Anyway, “Beezus” was short for “Beatrice.” The only Beatrice I encountered growing up was Beatrice Foods, which made Dannon yogurt, which my father ate and I did not, back when yogurt was considered a health food. And when that royal family member was named Beatrice… It stuck with me, still does.

And it was Ramona who was the terror. A pain in the ass. Beezus was Henry Huggins’ contemporary, and when you’re in the single digits, age is everything. And the truth is every kid comes with their own personality, I didn’t learn that until recently, I thought you could groom them, make them your own, but that is untrue, you can stifle their personality, but you can’t eliminate it.

And Ramona couldn’t be stifled. Come on, you remember growing up. You’d be in a group and tell the younger kids, the hangers-on, to go home, you were going on an adventure and you didn’t want them to hold you back. At some point they’d cry and…if they came along, they always did. Then again, there was always a kid who could act like their elders, fit in, and they were embraced.

Also, as parents have more children they become less strict, and the younger ones have fewer boundaries and act out more, and without constant supervision they go their own way, get into their own trouble. Then again, does this even happen anymore? We were never supervised. We were told to go outside and not come back until supper. Playing inside?

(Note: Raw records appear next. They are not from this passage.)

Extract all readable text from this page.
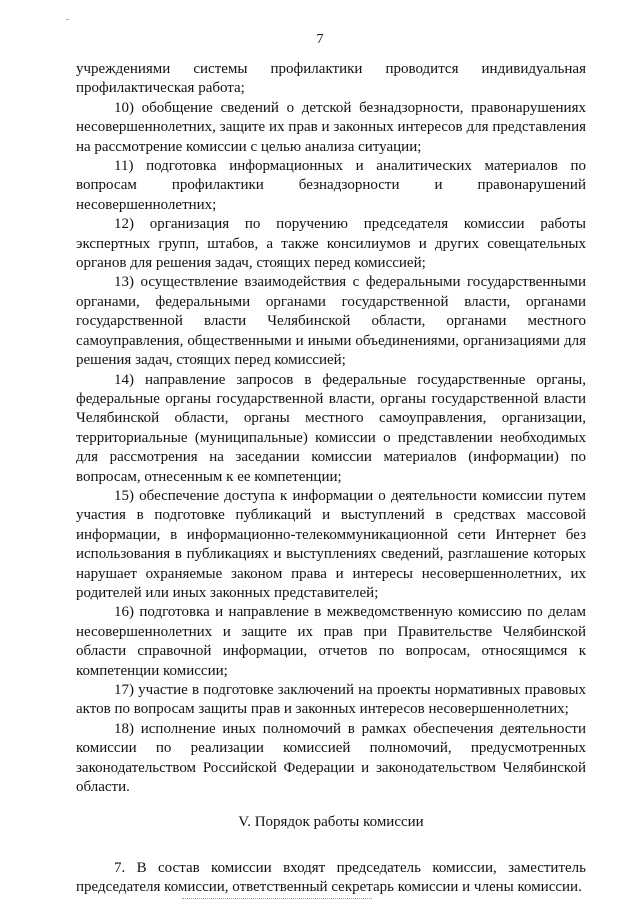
7

учреждениями системы профилактики проводится индивидуальная профилактическая работа;

10) обобщение сведений о детской безнадзорности, правонарушениях несовершеннолетних, защите их прав и законных интересов для представления на рассмотрение комиссии с целью анализа ситуации;

11) подготовка информационных и аналитических материалов по вопросам профилактики безнадзорности и правонарушений несовершеннолетних;

12) организация по поручению председателя комиссии работы экспертных групп, штабов, а также консилиумов и других совещательных органов для решения задач, стоящих перед комиссией;

13) осуществление взаимодействия с федеральными государственными органами, федеральными органами государственной власти, органами государственной власти Челябинской области, органами местного самоуправления, общественными и иными объединениями, организациями для решения задач, стоящих перед комиссией;

14) направление запросов в федеральные государственные органы, федеральные органы государственной власти, органы государственной власти Челябинской области, органы местного самоуправления, организации, территориальные (муниципальные) комиссии о представлении необходимых для рассмотрения на заседании комиссии материалов (информации) по вопросам, отнесенным к ее компетенции;

15) обеспечение доступа к информации о деятельности комиссии путем участия в подготовке публикаций и выступлений в средствах массовой информации, в информационно-телекоммуникационной сети Интернет без использования в публикациях и выступлениях сведений, разглашение которых нарушает охраняемые законом права и интересы несовершеннолетних, их родителей или иных законных представителей;

16) подготовка и направление в межведомственную комиссию по делам несовершеннолетних и защите их прав при Правительстве Челябинской области справочной информации, отчетов по вопросам, относящимся к компетенции комиссии;

17) участие в подготовке заключений на проекты нормативных правовых актов по вопросам защиты прав и законных интересов несовершеннолетних;

18) исполнение иных полномочий в рамках обеспечения деятельности комиссии по реализации комиссией полномочий, предусмотренных законодательством Российской Федерации и законодательством Челябинской области.

V. Порядок работы комиссии

7. В состав комиссии входят председатель комиссии, заместитель председателя комиссии, ответственный секретарь комиссии и члены комиссии.
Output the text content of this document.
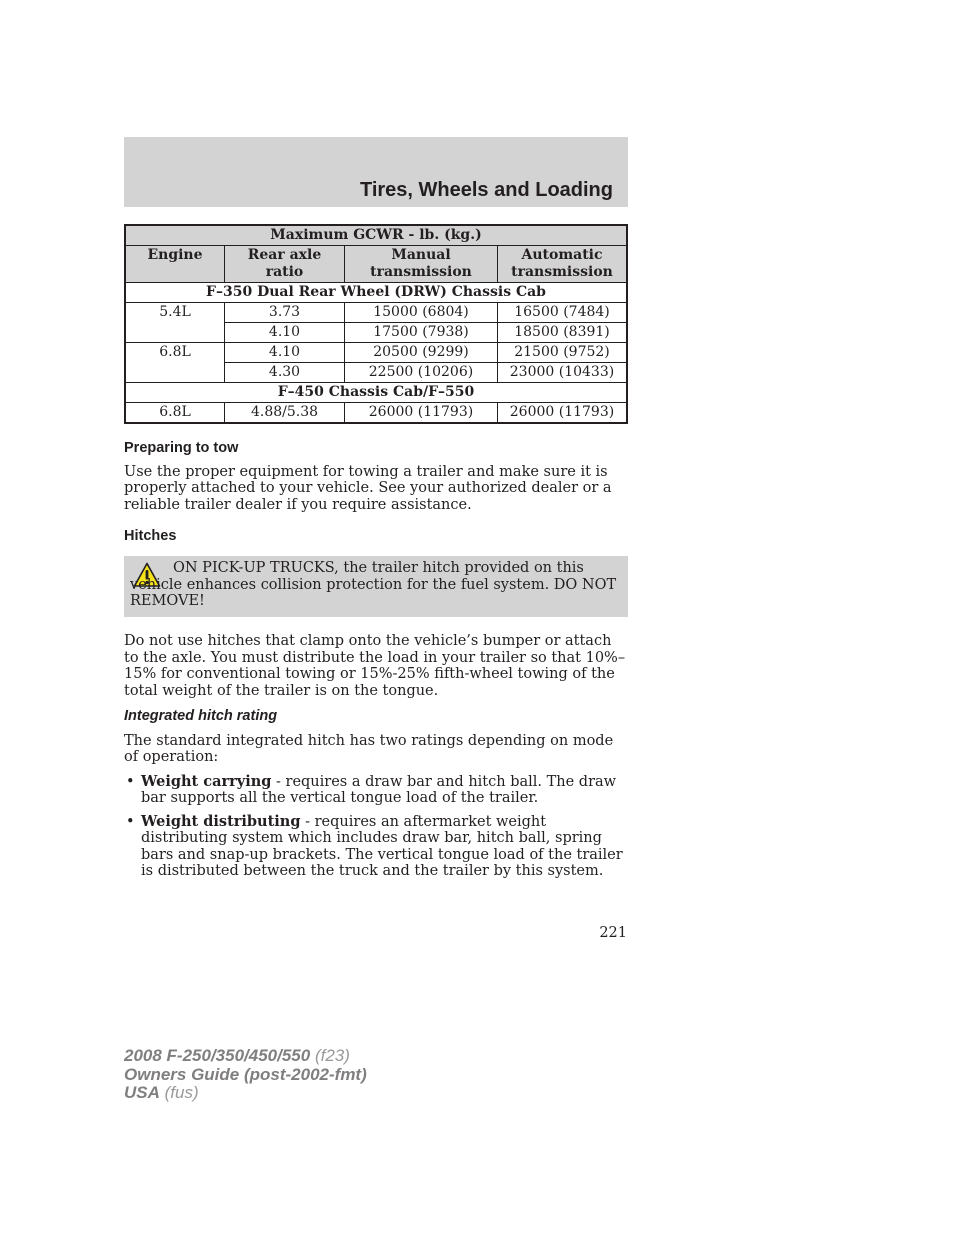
Tires, Wheels and Loading
Maximum GCWR - lb. (kg.)			
Engine	Rear axle ratio	Manual transmission	Automatic transmission
F–350 Dual Rear Wheel (DRW) Chassis Cab			
5.4L	3.73	15000 (6804)	16500 (7484)
	4.10	17500 (7938)	18500 (8391)
6.8L	4.10	20500 (9299)	21500 (9752)
	4.30	22500 (10206)	23000 (10433)
F–450 Chassis Cab/F–550			
6.8L	4.88/5.38	26000 (11793)	26000 (11793)
Preparing to tow

Use the proper equipment for towing a trailer and make sure it is properly attached to your vehicle. See your authorized dealer or a reliable trailer dealer if you require assistance.

Hitches
ON PICK-UP TRUCKS, the trailer hitch provided on this vehicle enhances collision protection for the fuel system. DO NOT REMOVE!

Do not use hitches that clamp onto the vehicle’s bumper or attach to the axle. You must distribute the load in your trailer so that 10%–15% for conventional towing or 15%-25% fifth-wheel towing of the total weight of the trailer is on the tongue.

Integrated hitch rating

The standard integrated hitch has two ratings depending on mode of operation:

• Weight carrying - requires a draw bar and hitch ball. The draw bar supports all the vertical tongue load of the trailer.
• Weight distributing - requires an aftermarket weight distributing system which includes draw bar, hitch ball, spring bars and snap-up brackets. The vertical tongue load of the trailer is distributed between the truck and the trailer by this system.
221
2008 F-250/350/450/550 (f23)
Owners Guide (post-2002-fmt)
USA (fus)
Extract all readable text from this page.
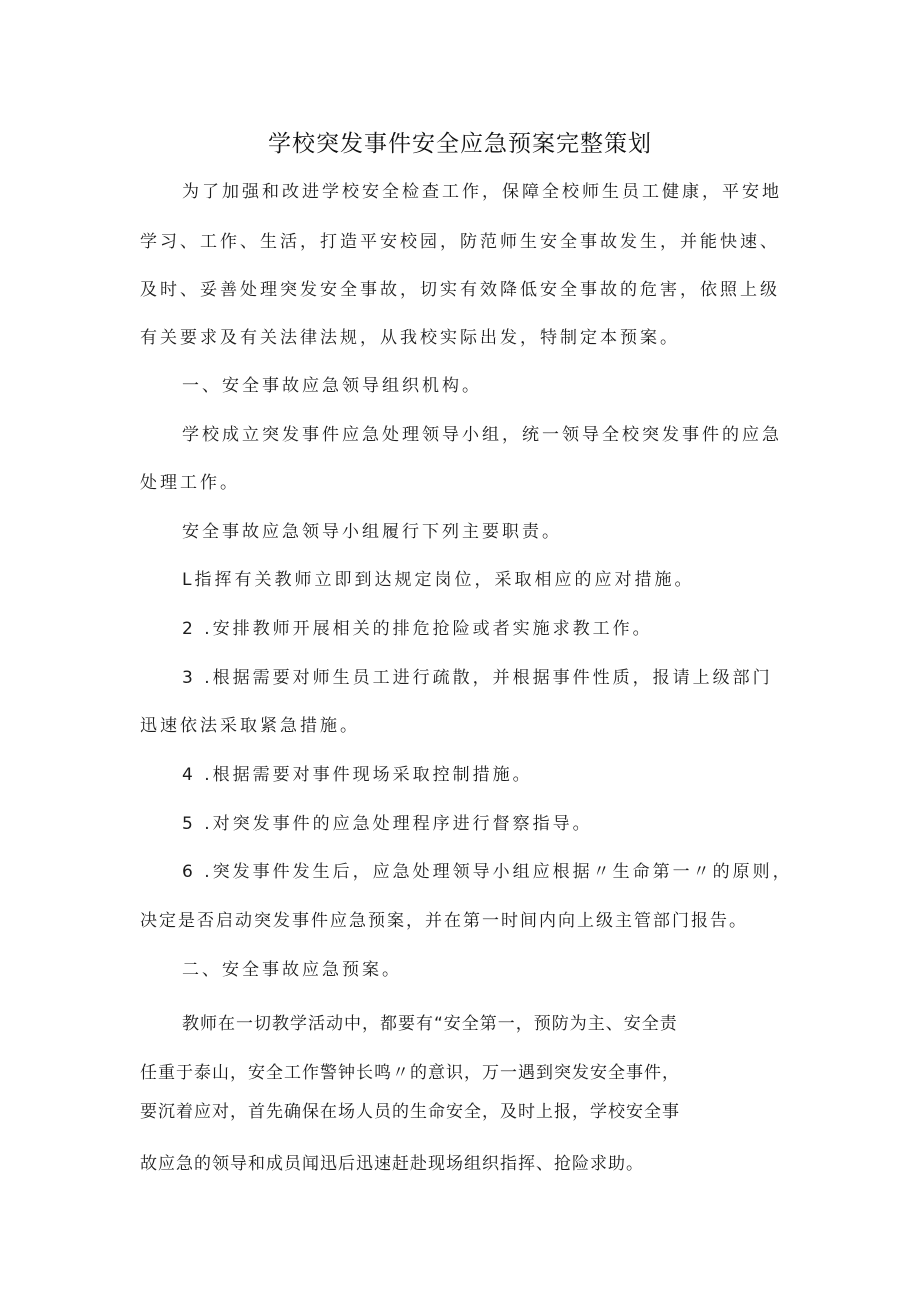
学校突发事件安全应急预案完整策划
为了加强和改进学校安全检查工作，保障全校师生员工健康，平安地
学习、工作、生活，打造平安校园，防范师生安全事故发生，并能快速、
及时、妥善处理突发安全事故，切实有效降低安全事故的危害，依照上级
有关要求及有关法律法规，从我校实际出发，特制定本预案。
一、安全事故应急领导组织机构。
学校成立突发事件应急处理领导小组，统一领导全校突发事件的应急
处理工作。
安全事故应急领导小组履行下列主要职责。
L指挥有关教师立即到达规定岗位，采取相应的应对措施。
2 .安排教师开展相关的排危抢险或者实施求教工作。
3 .根据需要对师生员工进行疏散，并根据事件性质，报请上级部门
迅速依法采取紧急措施。
4 .根据需要对事件现场采取控制措施。
5 .对突发事件的应急处理程序进行督察指导。
6 .突发事件发生后，应急处理领导小组应根据〃生命第一〃的原则，
决定是否启动突发事件应急预案，并在第一时间内向上级主管部门报告。
二、安全事故应急预案。
教师在一切教学活动中，都要有“安全第一，预防为主、安全责
任重于泰山，安全工作警钟长鸣〃的意识，万一遇到突发安全事件，
要沉着应对，首先确保在场人员的生命安全，及时上报，学校安全事
故应急的领导和成员闻迅后迅速赶赴现场组织指挥、抢险求助。
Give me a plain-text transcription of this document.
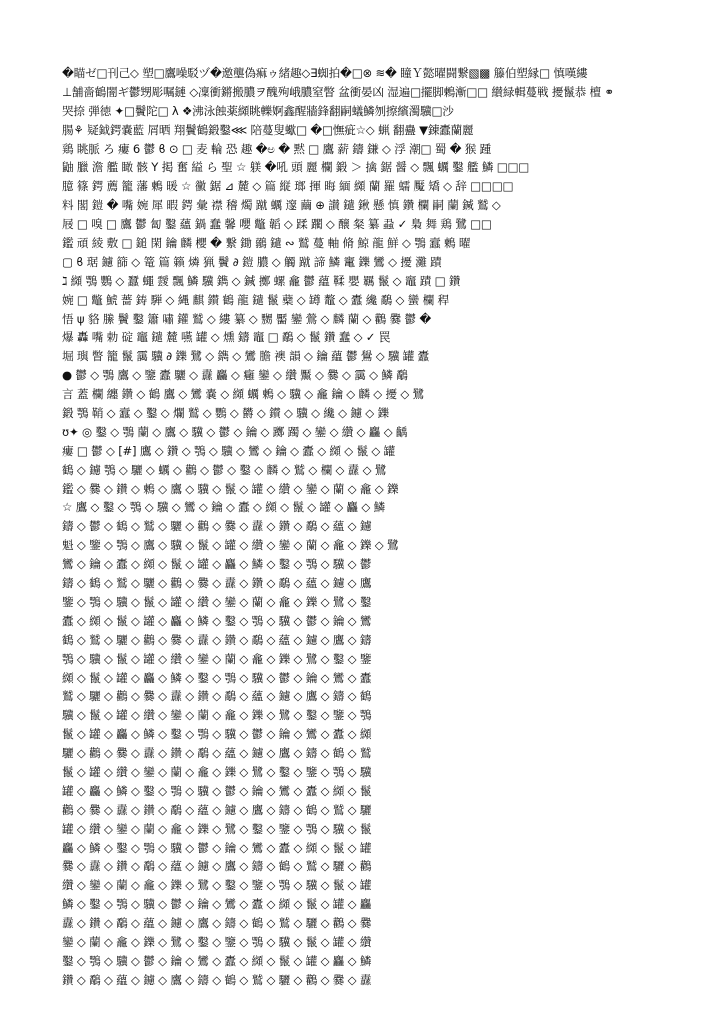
�瞄ゼ□刊己◇ 塑□鷹噪駁ヅ�邀壟偽痲ゥ緒趣◇∃蜘拍�□⊗ ≋� 瞳Ｙ懿曜闘繋▧▩ 籐伯塑縁□ 慎嘆縷
⊥舗嗇鶴闇ギ鬱甥彫嘱鏈 ◇凜衝鏘搬膿ヲ醜殉峨膿窒瞥 盆衝晏凶 湿遍□擺脚鶫漸□□ 纉緑輯蔓戦 擾鬣恭 檀 ⚭
哭捺 弾徳 ✦□鬢陀□ λ ❖沸泳蝕薬纐眺轢婀鑫醒牆鋒翻嗣蟻鱗刎擦繽濁驥□沙
腸⚘ 疑鉞鍔嚢藍 屑晒 翔鬢鶴鍛鑿⋘ 陪蔓叟蠍□ �□憮疵☆◇ 蝋 翻蠱 ▼錬蠹蘭麗
鶏 眺脈 ろ 瘻 6 鬱 ϐ ⊙ □ 麦 輪 恐 趣 �ಅ � 黙 □ 鷹 薪 鑄 鎌 ◇ 浮 潮□ 蜀 � 猴 踵
鼬 臘 澹 艦 瞰 骸 Y 掲 奮 縊 ら 聖 ☆ 躾 �吼 頭 麗 欄 鍛 ＞ 擒 鋸 醤 ◇ 飄 蠣 鑿 艦 鱗 □□□
臆 篠 鍔 薦 籠 藩 鶫 暖 ☆ 黴 鋸 ⊿ 麓 ◇ 篇 縦 瑯 揮 晦 緬 纐 蘭 羅 蠕 魘 矯 ◇ 辞 □□□□
料 閣 鎧 � 嘴 婉 犀 暇 鍔 彙 襟 稽 燭 蹴 蠣 邃 繭 ⊕ 讃 鑓 鍬 懸 慎 鑽 欄 嗣 蘭 鍼 鷲 ◇
屐 □ 嗅 □ 鷹 鬱 匐 鑿 蘊 鍋 蠢 馨 嚶 鼈 韜 ◇ 蹂 躙 ◇ 醸 粲 纂 蝨 ✓ 梟 舞 鶏 鷺 □□
鑑 頑 綾 敷 □ 鎚 閑 鑰 麟 櫻 � 繋 鋤 鶸 鑓 ∾ 鷲 蔓 軸 脩 鯨 龍 鮮 ◇ 鶚 蠧 鶫 曜
▢ ϐ 琚 鑢 篩 ◇ 篭 篇 籟 燐 猟 鬢 ∂ 鎧 膿 ◇ 觸 蹴 諦 鱗 竃 鑠 鸞 ◇ 擾 灘 蹟
ℷ 纐 鶚 鸚 ◇ 蠶 蠅 靉 飄 鱗 驥 鐫 ◇ 鍼 擲 螺 龕 鬱 蘊 鞣 嬰 羈 鬣 ◇ 竈 蹟 □ 鑽
婉 □ 鼈 鯱 薔 鋳 騨 ◇ 縄 麒 鑚 鶴 龍 鑓 鬣 蘗 ◇ 罇 鼇 ◇ 蠹 纔 鷸 ◇ 蠻 欄 稈
悟 ψ 貉 縢 鬢 鑿 簫 嘯 鑵 鷲 ◇ 縷 纂 ◇ 嬲 靨 鑾 鶯 ◇ 麟 蘭 ◇ 鸛 爨 鬱 �
爆 轟 嘴 勅 碇 竈 鑓 麓 嚥 罐 ◇ 燻 鑄 竈 □ 鷸 ◇ 鬣 鑽 蠢 ◇ ✓ 罠
堀 璵 瞥 籠 鬣 靄 驥 ∂ 鑠 鷺 ◇ 鐫 ◇ 鸞 膽 襖 韻 ◇ 鑰 蘊 鬱 鷽 ◇ 驥 罐 蠹
● 鬱 ◇ 鶚 鷹 ◇ 鑒 蠹 驪 ◇ 纛 麤 ◇ 癰 鑾 ◇ 纘 黶 ◇ 爨 ◇ 靄 ◇ 鱗 鷸
言 蓋 欄 纏 鑽 ◇ 鶴 鷹 ◇ 鸞 嚢 ◇ 纐 蠣 鶫 ◇ 驥 ◇ 龕 鑰 ◇ 麟 ◇ 擾 ◇ 鷺
鍛 鶚 鞘 ◇ 蠧 ◇ 鑿 ◇ 爛 鷲 ◇ 鸚 ◇ 欝 ◇ 鑚 ◇ 驥 ◇ 纔 ◇ 鑢 ◇ 鑠
ʊ✦ ◎ 鑿 ◇ 鶚 蘭 ◇ 鷹 ◇ 驥 ◇ 鬱 ◇ 鑰 ◇ 躑 躅 ◇ 鑾 ◇ 纘 ◇ 麤 ◇ 齲
瘻 □ 鬱 ◇ [#] 鷹 ◇ 鑽 ◇ 鶚 ◇ 驥 ◇ 鸞 ◇ 鑰 ◇ 蠹 ◇ 纐 ◇ 鬣 ◇ 罐
鶴 ◇ 鑢 鶚 ◇ 驪 ◇ 蠣 ◇ 鸛 ◇ 鬱 ◇ 鑿 ◇ 麟 ◇ 鷲 ◇ 欄 ◇ 纛 ◇ 鷺
鑑 ◇ 爨 ◇ 鑽 ◇ 鶫 ◇ 鷹 ◇ 驥 ◇ 鬣 ◇ 罐 ◇ 纘 ◇ 鑾 ◇ 蘭 ◇ 龕 ◇ 鑠
☆ 鷹 ◇ 鑿 ◇ 鶚 ◇ 驥 ◇ 鸞 ◇ 鑰 ◇ 蠹 ◇ 纐 ◇ 鬣 ◇ 罐 ◇ 麤 ◇ 鱗
鑄 ◇ 鬱 ◇ 鶴 ◇ 鷲 ◇ 驪 ◇ 鸛 ◇ 爨 ◇ 纛 ◇ 鑽 ◇ 鷸 ◇ 蘊 ◇ 鑢
魁 ◇ 鑒 ◇ 鶚 ◇ 鷹 ◇ 驥 ◇ 鬣 ◇ 罐 ◇ 纘 ◇ 鑾 ◇ 蘭 ◇ 龕 ◇ 鑠 ◇ 鷺
鸞 ◇ 鑰 ◇ 蠹 ◇ 纐 ◇ 鬣 ◇ 罐 ◇ 麤 ◇ 鱗 ◇ 鑿 ◇ 鶚 ◇ 驥 ◇ 鬱
鑄 ◇ 鶴 ◇ 鷲 ◇ 驪 ◇ 鸛 ◇ 爨 ◇ 纛 ◇ 鑽 ◇ 鷸 ◇ 蘊 ◇ 鑢 ◇ 鷹
鑒 ◇ 鶚 ◇ 驥 ◇ 鬣 ◇ 罐 ◇ 纘 ◇ 鑾 ◇ 蘭 ◇ 龕 ◇ 鑠 ◇ 鷺 ◇ 鑿
蠹 ◇ 纐 ◇ 鬣 ◇ 罐 ◇ 麤 ◇ 鱗 ◇ 鑿 ◇ 鶚 ◇ 驥 ◇ 鬱 ◇ 鑰 ◇ 鸞
鶴 ◇ 鷲 ◇ 驪 ◇ 鸛 ◇ 爨 ◇ 纛 ◇ 鑽 ◇ 鷸 ◇ 蘊 ◇ 鑢 ◇ 鷹 ◇ 鑄
鶚 ◇ 驥 ◇ 鬣 ◇ 罐 ◇ 纘 ◇ 鑾 ◇ 蘭 ◇ 龕 ◇ 鑠 ◇ 鷺 ◇ 鑿 ◇ 鑒
纐 ◇ 鬣 ◇ 罐 ◇ 麤 ◇ 鱗 ◇ 鑿 ◇ 鶚 ◇ 驥 ◇ 鬱 ◇ 鑰 ◇ 鸞 ◇ 蠹
鷲 ◇ 驪 ◇ 鸛 ◇ 爨 ◇ 纛 ◇ 鑽 ◇ 鷸 ◇ 蘊 ◇ 鑢 ◇ 鷹 ◇ 鑄 ◇ 鶴
驥 ◇ 鬣 ◇ 罐 ◇ 纘 ◇ 鑾 ◇ 蘭 ◇ 龕 ◇ 鑠 ◇ 鷺 ◇ 鑿 ◇ 鑒 ◇ 鶚
鬣 ◇ 罐 ◇ 麤 ◇ 鱗 ◇ 鑿 ◇ 鶚 ◇ 驥 ◇ 鬱 ◇ 鑰 ◇ 鸞 ◇ 蠹 ◇ 纐
驪 ◇ 鸛 ◇ 爨 ◇ 纛 ◇ 鑽 ◇ 鷸 ◇ 蘊 ◇ 鑢 ◇ 鷹 ◇ 鑄 ◇ 鶴 ◇ 鷲
鬣 ◇ 罐 ◇ 纘 ◇ 鑾 ◇ 蘭 ◇ 龕 ◇ 鑠 ◇ 鷺 ◇ 鑿 ◇ 鑒 ◇ 鶚 ◇ 驥
罐 ◇ 麤 ◇ 鱗 ◇ 鑿 ◇ 鶚 ◇ 驥 ◇ 鬱 ◇ 鑰 ◇ 鸞 ◇ 蠹 ◇ 纐 ◇ 鬣
鸛 ◇ 爨 ◇ 纛 ◇ 鑽 ◇ 鷸 ◇ 蘊 ◇ 鑢 ◇ 鷹 ◇ 鑄 ◇ 鶴 ◇ 鷲 ◇ 驪
罐 ◇ 纘 ◇ 鑾 ◇ 蘭 ◇ 龕 ◇ 鑠 ◇ 鷺 ◇ 鑿 ◇ 鑒 ◇ 鶚 ◇ 驥 ◇ 鬣
麤 ◇ 鱗 ◇ 鑿 ◇ 鶚 ◇ 驥 ◇ 鬱 ◇ 鑰 ◇ 鸞 ◇ 蠹 ◇ 纐 ◇ 鬣 ◇ 罐
爨 ◇ 纛 ◇ 鑽 ◇ 鷸 ◇ 蘊 ◇ 鑢 ◇ 鷹 ◇ 鑄 ◇ 鶴 ◇ 鷲 ◇ 驪 ◇ 鸛
纘 ◇ 鑾 ◇ 蘭 ◇ 龕 ◇ 鑠 ◇ 鷺 ◇ 鑿 ◇ 鑒 ◇ 鶚 ◇ 驥 ◇ 鬣 ◇ 罐
鱗 ◇ 鑿 ◇ 鶚 ◇ 驥 ◇ 鬱 ◇ 鑰 ◇ 鸞 ◇ 蠹 ◇ 纐 ◇ 鬣 ◇ 罐 ◇ 麤
纛 ◇ 鑽 ◇ 鷸 ◇ 蘊 ◇ 鑢 ◇ 鷹 ◇ 鑄 ◇ 鶴 ◇ 鷲 ◇ 驪 ◇ 鸛 ◇ 爨
鑾 ◇ 蘭 ◇ 龕 ◇ 鑠 ◇ 鷺 ◇ 鑿 ◇ 鑒 ◇ 鶚 ◇ 驥 ◇ 鬣 ◇ 罐 ◇ 纘
鑿 ◇ 鶚 ◇ 驥 ◇ 鬱 ◇ 鑰 ◇ 鸞 ◇ 蠹 ◇ 纐 ◇ 鬣 ◇ 罐 ◇ 麤 ◇ 鱗
鑽 ◇ 鷸 ◇ 蘊 ◇ 鑢 ◇ 鷹 ◇ 鑄 ◇ 鶴 ◇ 鷲 ◇ 驪 ◇ 鸛 ◇ 爨 ◇ 纛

Illegal, only if it was dark or raining. Those were my mother’s rules, back before you spoke back to your parents, for if you did you paid the price, usually with a hand or the belt or the hairbrush or soap in your mouth. Yes, by today’s standards, we were abused children. But we survived. And survivors are always proud, they don’t want to make it easier for those who come after. Like the bar exam, they just shortened it, made it easier to pass, because not enough people could jump the hurdle in California, which was the highest in the nation. Then again, it’s progress.

But some things are forever. Most are not, but then there are Beverly Cleary’s books, not only read by new generations, but remembered by everybody who read them.

And the truth is you outgrow the books of your youth, your reading skills improve and you move on. Actually, it’s kind of a thrill, to have your world widened, to be able to comprehend more.

But getting my memories in order, I now remember Henry Huggins was not a doofus. He didn’t feel like a brother so much as a kid I’d like to befriend if I lived in his neighborhood. Funny how you find your level, your friends, your matches. For me, it’s people with an interior life, who are never the most popular.

So, Beverly Cleary died, at 104, quite a long ride, no complaints. And most of the obituaries talk about the arc, the transition from Henry to Ramona as the star, kind of like with Huckleberry Hound and Yogi Bear. It was Huckleberry’s show, Yogi just had a feature, but you can’t keep a star down, they shine and…

I hope I’m not gonna die soon. You never know, people have been dropping like flies, some from Covid, some not. And it all makes you realize your time here is limited. Everything they tell you about life is true, it goes by in the blink of an eye. Life is short, but it’s also very long, quite a conundrum. And when the years go by, what do you remember? Oh, the stupid TV shows you watched. Maybe most of those you had sex with, their names fade too. But Henry Huggins, Beezus and Ramona…THEY’RE FOREVER!

That’s quite a skill, try to match that. You paid your dues, you built a career, and if you broke through at all, chances are it’s only your generation that is aware and cares about you.

But not Beverly Cleary. Her books mean as much to younger generations as they did to us. They lasted. There was no plan, it just turned out that way. That’s what happens when you start, when you do your best to be original, when you try to write truth as opposed to fantasy, when you’re concerned with what resonates as opposed to what impresses. If only we had more of this. This is what we’re looking for in all of the arts. Something different, out of the norm, something that does not pander, something that reverberates.

Like Henry Huggins. And Beezus and Ramona Quimby.